Mr. Speaker, over the weekend, I had the chance to attend the Kedgwick vocal music festival in my riding of Madawaska—Restigouche in New Brunswick.

I must say that I was pleasantly surprised at the talent of the participants at this event and I want to acknowledge the remarkable performances of all those who, despite their stage fright, sang during this festival.

I am also quite pleased to have been able to attend this event, which helped me discover all this talent from my riding and elsewhere. I want to thank the organizing committee for its dedication and commitment to culture and the arts.

Canada abounds with talented artists. My region and all of New Brunswick are no exception. I am sure we will soon see some of these performers make a name for themselves.

Transport October 4th, 2005

Mr. Speaker, transport ministers recently agreed to designate new highways as part of the national highway system. Two highways in my riding of Madawaska—Restigouche were included as collectors, namely highways 11 and 17. A few months ago, the Minister of Transport of Canada visited my riding to meet with groups calling for these highways to be upgraded.

Could the Minister of Transport summarize briefly for us the meeting he had with his provincial counterparts on September 22 in Calgary?

Firefighters September 30th, 2005

Mr. Speaker, a few weeks ago, the fire brigade in Saint-Jacques, New Brunswick, celebrated its 50th anniversary of loyal service to the community.

Today, I want to recognize the brave work of firefighters in Saint-Jacques, and all firefighters in my riding and across Canada.
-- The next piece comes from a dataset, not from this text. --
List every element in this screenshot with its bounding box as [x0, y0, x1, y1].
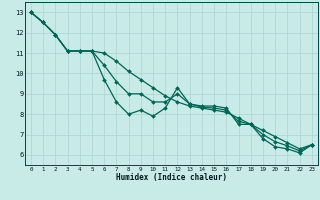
X-axis label: Humidex (Indice chaleur): Humidex (Indice chaleur): [116, 173, 227, 182]
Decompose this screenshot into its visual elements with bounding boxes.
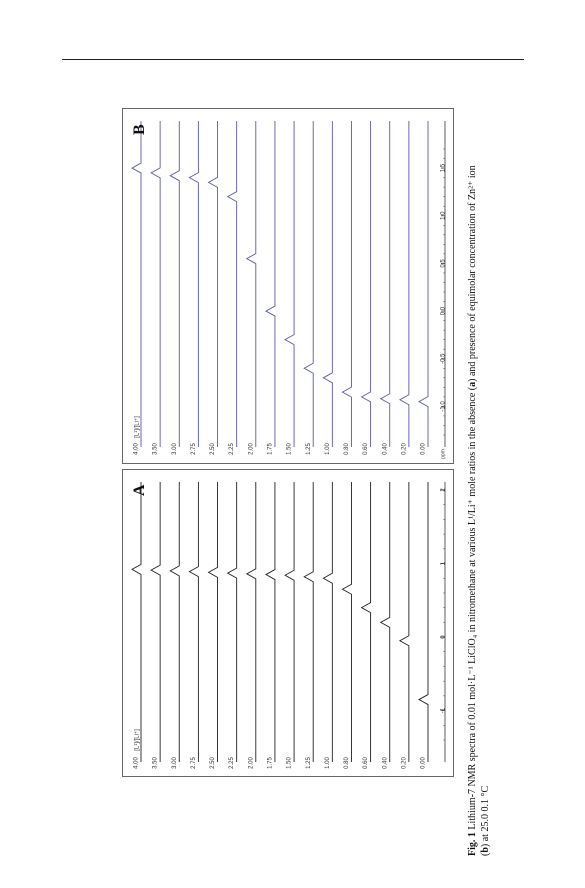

They keep our communities safe through their actions and they do not hesitate to put their own life on the line to save the life of someone else.

Without our firefighters, our communities would not be as safe. We must not forget the work our firefighters do in our schools and communities to promote prevention. In short, these people dedicate themselves wholeheartedly to their communities.

I encourage all my constituents to recognize what our firefighters do and, once again, I want to thank the Saint-Jacques fire brigade for 50 years of service.